Review - A German Life: the stage belongs to Nevin
By Douglas Kennedy
A German Life
By Christopher Hampton based on transcripts of interviews with Brunhilde Pomsel
Directed by Neil Armfield.
Playhouse Theatre
Queensland Performing Arts Centre
South Bank
Brisbane
Season: until June 13. Bookings: qpac.com.au
Theatrical powerhouse Robyn Nevin’s national tour of A German Life is not so much a stage run as a lap of honour.
The 78-year-old actress brings to life one of history’s pawns as 100-plus, Brunhilde Pomsel, who has a footnote in the 20th century as one of four secretaries to Nazi propaganda supremo Joseph Goebbels.
The 90-minute one-woman show – presented as a largely matter-of-fact monolgue – was adapted for the stage from 30 hours of filmed interviews by English playwright Christopher Hampton.
Apart from a lone cello, beautiful played by Catherine Finnis, occasionally performing to a Alan John soundscape and period newsreel footage projected onto the set, the stage belongs to Nevin.
Pomsel – who died in 2017 at the age of 106 – gave her testament when she was living in a German nursing home aged 102.
She had a long and, seemingly, lonely life, but the heart of her story lies in her relationship with the Nazi regime and questions surrounding her compliance.
In the play Pomsel insists she had nothing more than good shorthand and was no more than a lackey, who had no insight into the Nazi atrocities.
But there are some clues as to her compliance as she became a Nazi Party member in 1933, and witnessed Goebbels ability to transform from a mild-mannered aloof boss into a whirlwind of tyrannical mania on the public platform
While she concedes evil exists, Pomsel argues that the vast majority of ordinary Germans, including herself, were simply stupid enough to ‘fall for the kind of nonsense we fell for.’
The only time in the play when she shows real intense emotion is when she recalls now Goebbels, and his wife, killed their six children before taking their own lives.
Ironically Pomsel fell pregnant to a philandering Jew before the war, but had an abortion and never married.

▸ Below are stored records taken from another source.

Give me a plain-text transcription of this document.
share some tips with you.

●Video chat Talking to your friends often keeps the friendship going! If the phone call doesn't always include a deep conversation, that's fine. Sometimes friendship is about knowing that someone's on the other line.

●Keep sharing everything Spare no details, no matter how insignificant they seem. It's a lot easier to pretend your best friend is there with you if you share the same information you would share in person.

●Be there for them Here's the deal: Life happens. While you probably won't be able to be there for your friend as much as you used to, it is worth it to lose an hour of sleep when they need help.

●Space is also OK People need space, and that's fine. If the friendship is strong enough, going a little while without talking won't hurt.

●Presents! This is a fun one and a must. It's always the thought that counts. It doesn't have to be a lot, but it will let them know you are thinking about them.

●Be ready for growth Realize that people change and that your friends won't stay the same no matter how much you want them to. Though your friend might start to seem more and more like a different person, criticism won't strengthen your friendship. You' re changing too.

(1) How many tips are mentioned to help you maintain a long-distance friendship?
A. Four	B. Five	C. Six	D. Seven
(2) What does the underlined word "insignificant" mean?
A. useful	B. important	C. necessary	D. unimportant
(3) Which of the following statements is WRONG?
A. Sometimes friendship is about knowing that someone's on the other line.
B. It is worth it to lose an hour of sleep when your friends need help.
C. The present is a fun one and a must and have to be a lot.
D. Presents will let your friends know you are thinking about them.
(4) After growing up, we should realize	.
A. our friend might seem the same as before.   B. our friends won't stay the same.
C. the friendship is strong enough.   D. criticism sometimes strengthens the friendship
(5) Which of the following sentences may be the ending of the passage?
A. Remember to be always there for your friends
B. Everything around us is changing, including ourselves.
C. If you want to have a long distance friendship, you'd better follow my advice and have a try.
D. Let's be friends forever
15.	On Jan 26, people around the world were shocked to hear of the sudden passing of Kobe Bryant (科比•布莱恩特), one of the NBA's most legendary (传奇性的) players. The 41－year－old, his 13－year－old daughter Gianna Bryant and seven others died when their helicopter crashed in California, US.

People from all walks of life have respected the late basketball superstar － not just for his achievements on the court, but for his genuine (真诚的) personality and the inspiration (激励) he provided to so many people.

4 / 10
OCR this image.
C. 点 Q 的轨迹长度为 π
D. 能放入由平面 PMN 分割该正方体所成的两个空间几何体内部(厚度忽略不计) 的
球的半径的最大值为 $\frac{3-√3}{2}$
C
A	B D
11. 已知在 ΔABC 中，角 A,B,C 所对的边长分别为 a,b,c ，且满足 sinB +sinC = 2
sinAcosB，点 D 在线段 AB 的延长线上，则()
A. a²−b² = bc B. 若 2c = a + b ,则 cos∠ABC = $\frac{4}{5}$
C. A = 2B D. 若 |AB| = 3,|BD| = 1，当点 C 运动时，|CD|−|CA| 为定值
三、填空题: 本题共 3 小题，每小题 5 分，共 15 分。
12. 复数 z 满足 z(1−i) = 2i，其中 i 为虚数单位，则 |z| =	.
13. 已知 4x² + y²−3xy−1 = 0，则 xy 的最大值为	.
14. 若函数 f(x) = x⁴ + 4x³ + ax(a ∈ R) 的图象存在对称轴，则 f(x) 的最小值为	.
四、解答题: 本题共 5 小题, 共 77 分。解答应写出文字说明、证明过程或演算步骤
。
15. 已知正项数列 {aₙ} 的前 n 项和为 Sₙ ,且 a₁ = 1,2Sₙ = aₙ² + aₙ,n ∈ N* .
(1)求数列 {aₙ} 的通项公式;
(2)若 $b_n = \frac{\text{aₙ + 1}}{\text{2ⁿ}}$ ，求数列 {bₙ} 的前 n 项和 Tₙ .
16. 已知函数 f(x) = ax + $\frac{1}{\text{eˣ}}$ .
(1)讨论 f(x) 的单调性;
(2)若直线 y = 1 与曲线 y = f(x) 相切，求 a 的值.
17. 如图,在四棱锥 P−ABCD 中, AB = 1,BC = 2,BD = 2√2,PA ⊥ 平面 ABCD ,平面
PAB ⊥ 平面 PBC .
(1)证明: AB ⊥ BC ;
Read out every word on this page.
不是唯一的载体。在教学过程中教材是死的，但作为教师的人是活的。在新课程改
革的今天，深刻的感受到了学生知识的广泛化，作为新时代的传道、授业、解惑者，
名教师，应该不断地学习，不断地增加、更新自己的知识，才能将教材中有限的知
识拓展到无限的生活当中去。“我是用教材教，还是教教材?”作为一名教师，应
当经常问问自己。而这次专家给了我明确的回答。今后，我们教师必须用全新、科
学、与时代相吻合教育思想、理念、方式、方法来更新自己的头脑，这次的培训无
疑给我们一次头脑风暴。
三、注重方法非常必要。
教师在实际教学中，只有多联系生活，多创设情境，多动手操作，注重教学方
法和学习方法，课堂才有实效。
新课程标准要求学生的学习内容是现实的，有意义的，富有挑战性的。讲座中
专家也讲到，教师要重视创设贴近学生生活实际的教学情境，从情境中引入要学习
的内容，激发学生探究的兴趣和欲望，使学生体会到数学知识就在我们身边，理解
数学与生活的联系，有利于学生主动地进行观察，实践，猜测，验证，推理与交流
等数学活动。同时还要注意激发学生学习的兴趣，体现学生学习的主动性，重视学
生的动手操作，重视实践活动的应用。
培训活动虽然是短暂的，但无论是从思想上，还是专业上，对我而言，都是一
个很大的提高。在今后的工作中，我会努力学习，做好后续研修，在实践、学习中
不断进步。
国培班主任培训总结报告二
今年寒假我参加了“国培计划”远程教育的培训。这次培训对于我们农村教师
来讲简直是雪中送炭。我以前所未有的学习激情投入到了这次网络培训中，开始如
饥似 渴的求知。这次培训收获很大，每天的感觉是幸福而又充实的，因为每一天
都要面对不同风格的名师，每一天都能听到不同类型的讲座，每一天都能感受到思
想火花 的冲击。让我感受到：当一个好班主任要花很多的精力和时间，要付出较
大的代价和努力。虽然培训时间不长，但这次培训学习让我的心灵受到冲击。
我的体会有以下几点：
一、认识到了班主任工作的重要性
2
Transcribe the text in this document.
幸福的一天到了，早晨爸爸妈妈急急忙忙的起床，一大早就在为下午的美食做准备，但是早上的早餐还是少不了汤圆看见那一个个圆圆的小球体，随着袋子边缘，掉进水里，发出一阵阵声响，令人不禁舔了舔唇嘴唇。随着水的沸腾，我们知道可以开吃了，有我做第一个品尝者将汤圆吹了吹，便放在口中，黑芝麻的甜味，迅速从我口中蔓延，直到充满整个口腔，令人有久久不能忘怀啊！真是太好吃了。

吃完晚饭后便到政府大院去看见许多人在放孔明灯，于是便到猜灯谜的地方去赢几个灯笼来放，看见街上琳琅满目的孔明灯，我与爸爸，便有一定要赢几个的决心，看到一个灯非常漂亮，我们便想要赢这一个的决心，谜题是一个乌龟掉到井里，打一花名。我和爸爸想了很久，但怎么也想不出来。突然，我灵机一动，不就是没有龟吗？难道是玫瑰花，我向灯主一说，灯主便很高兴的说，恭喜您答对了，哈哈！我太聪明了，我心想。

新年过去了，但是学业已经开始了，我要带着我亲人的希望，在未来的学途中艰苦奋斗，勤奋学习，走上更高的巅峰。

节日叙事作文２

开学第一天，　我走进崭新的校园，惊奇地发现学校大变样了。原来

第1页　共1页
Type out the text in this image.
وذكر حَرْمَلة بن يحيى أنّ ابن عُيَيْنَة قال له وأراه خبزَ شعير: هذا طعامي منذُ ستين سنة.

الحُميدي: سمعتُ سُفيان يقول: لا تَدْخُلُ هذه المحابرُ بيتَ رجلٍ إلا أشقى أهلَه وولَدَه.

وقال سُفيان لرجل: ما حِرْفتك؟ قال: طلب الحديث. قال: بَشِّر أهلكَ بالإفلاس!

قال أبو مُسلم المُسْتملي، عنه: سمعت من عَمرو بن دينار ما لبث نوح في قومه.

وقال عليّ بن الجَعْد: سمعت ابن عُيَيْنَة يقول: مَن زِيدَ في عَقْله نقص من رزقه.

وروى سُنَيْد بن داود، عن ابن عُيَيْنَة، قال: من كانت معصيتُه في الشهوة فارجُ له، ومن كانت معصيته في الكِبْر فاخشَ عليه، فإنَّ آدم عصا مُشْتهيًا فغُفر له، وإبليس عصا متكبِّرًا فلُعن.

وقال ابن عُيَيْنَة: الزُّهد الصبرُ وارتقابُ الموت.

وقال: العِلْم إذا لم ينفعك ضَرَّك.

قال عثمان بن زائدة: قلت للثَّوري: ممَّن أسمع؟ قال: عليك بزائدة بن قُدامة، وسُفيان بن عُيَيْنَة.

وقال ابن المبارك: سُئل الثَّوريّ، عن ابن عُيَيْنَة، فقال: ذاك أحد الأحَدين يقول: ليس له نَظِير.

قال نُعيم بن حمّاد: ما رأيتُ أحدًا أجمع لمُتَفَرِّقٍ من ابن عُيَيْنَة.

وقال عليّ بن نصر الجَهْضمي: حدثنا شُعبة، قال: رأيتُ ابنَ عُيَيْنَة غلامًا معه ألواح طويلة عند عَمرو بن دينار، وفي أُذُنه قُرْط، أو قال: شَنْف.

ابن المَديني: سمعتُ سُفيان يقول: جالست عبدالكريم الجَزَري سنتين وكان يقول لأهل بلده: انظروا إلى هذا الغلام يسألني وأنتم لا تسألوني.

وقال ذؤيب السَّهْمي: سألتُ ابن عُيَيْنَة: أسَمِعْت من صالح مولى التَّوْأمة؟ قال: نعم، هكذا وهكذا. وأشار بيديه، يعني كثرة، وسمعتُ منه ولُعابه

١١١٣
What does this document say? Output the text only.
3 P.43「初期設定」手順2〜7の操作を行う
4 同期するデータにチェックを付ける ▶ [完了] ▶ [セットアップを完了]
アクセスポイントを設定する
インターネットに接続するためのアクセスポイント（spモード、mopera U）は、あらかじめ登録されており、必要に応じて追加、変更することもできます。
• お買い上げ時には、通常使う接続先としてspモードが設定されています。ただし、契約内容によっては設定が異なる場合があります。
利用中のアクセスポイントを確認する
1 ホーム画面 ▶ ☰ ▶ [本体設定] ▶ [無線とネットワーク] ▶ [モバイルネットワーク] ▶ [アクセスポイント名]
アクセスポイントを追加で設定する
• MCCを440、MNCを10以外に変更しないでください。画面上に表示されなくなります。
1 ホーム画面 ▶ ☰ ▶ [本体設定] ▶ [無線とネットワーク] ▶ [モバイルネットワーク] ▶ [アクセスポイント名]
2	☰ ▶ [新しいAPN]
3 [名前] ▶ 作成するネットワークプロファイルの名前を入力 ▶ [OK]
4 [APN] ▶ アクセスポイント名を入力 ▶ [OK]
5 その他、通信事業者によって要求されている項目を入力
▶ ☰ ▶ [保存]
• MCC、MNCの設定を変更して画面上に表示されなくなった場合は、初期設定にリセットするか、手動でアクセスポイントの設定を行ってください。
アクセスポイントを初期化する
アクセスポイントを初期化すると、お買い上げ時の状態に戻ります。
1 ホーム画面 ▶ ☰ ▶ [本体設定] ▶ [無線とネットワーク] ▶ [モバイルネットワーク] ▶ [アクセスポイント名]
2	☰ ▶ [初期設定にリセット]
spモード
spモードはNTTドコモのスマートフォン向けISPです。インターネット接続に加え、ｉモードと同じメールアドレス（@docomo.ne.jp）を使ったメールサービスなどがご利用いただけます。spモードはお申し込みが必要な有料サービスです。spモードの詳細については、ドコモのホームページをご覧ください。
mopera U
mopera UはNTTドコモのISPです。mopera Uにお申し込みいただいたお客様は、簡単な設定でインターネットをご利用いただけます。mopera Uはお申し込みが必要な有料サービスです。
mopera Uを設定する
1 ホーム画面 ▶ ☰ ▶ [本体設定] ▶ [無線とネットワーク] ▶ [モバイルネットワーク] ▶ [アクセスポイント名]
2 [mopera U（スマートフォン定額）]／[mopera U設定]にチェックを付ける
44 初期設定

Apart from her lover – who dropped dead before the Nazi machine could quash him – Pomsel counted Jews among her friends and work colleagues.
She concluded with an observation that people will never be stupid enough to fall for such nonsense again.
A German Life is a John Frost and Adelaide Festival co-production, which has been directed by Neil Armfield, and features a simple nursing home room set designed by Dale Ferguson.